STEVE EARLE - I’ll Never Get Out Of This World Alive (2011, New West Records)

 I’ll Never Get Out Of This World Alive podría considerarse el mazazo definitivo de lo que un anterior martillazo de Train A Comin’ significó. Las raíces pedían su valor pretérito, su base incuestionable, al igual que ciertos reflejos del folclore irlandés.

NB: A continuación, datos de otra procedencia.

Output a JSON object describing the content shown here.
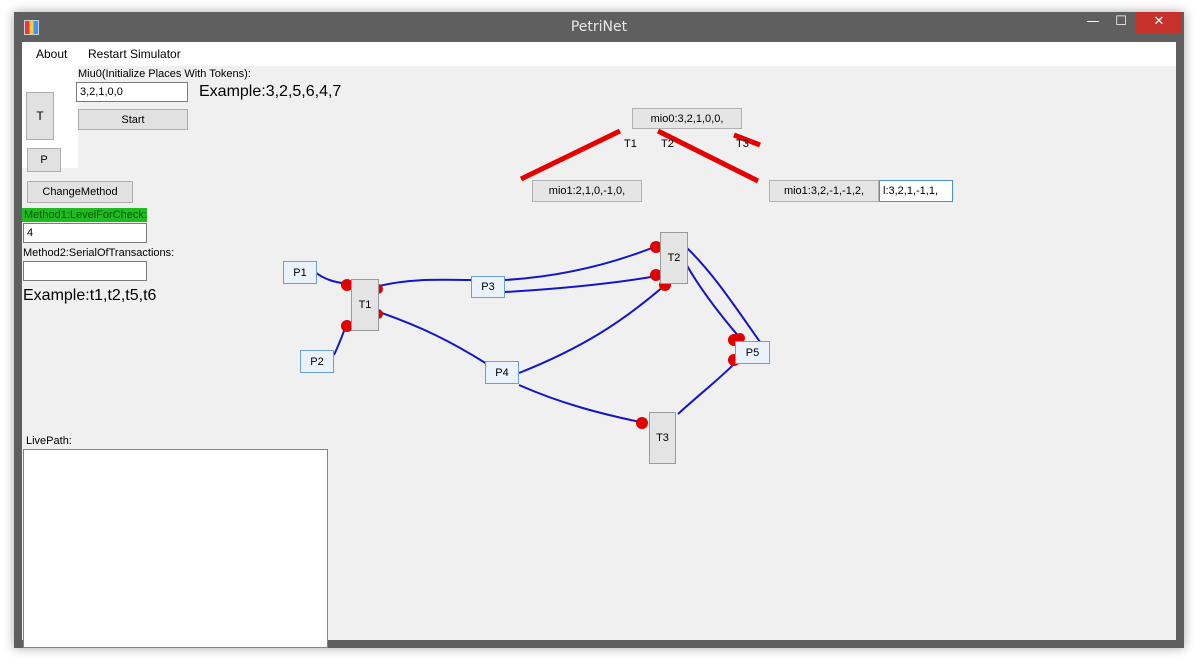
{
  "window": {
    "title": "PetriNet",
    "minimize_glyph": "—",
    "maximize_glyph": "☐",
    "close_glyph": "✕"
  },
  "menu": {
    "about": "About",
    "restart": "Restart Simulator"
  },
  "toolbox": {
    "t_button": "T",
    "p_button": "P"
  },
  "init": {
    "label": "Miu0(Initialize Places With Tokens):",
    "value": "3,2,1,0,0",
    "example": "Example:3,2,5,6,4,7",
    "start_button": "Start"
  },
  "method": {
    "change_button": "ChangeMethod",
    "method1_label": "Method1:LevelForCheck:",
    "method1_value": "4",
    "method2_label": "Method2:SerialOfTransactions:",
    "method2_value": "",
    "example": "Example:t1,t2,t5,t6"
  },
  "livepath": {
    "label": "LivePath:"
  },
  "tree": {
    "root": "mio0:3,2,1,0,0,",
    "edge_labels": [
      "T1",
      "T2",
      "T3"
    ],
    "child1": "mio1:2,1,0,-1,0,",
    "child2": "mio1:3,2,-1,-1,2,",
    "child3": "l:3,2,1,-1,1,"
  },
  "net": {
    "places": [
      "P1",
      "P2",
      "P3",
      "P4",
      "P5"
    ],
    "transitions": [
      "T1",
      "T2",
      "T3"
    ]
  },
  "colors": {
    "arc": "#1414c8",
    "port": "#e00000",
    "tree_edge": "#e60000",
    "close": "#c7312b",
    "highlight": "#1fbb1f"
  }
}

Entre baladas y hermanamientos con el último Tom Waits, Steve va haciendo este último camino planteado.

 


Esto se podría traducir en un corazón que firma sobre la línea de la entrega, pero cojeando ahora en el campo de la rabia rápida y cruda a la que no temió cuando cantaba “Snake Oil”. La producción de T-Bone Burnett marca demasiado, aunque la resolución de recuperar “God Is God” y “I’m A Wanderer”, piezas que pergeñó para Joan Baez, es uno de sus grandes aciertos en este 2011. Una senda para analizar ese cerrojo que concluye con la vida del ser humano. «Son todas, de una manera u otra, piezas sobre la mortalidad; la muerte como misterio en lugar de como signo de puntuación», ha asegurado recientemente el propio Earle sobre este material tan especial.

 


Un paso que no le aleja del tempo ya fotografiado en sus últimos lanzamientos, con el añadido de cantar a pachas junto a su querida esposa Allison Moorer un “Heaven Or Hell” que no por anecdótico pierde su pátina de credibilidad, pues la exuda sin contemplaciones.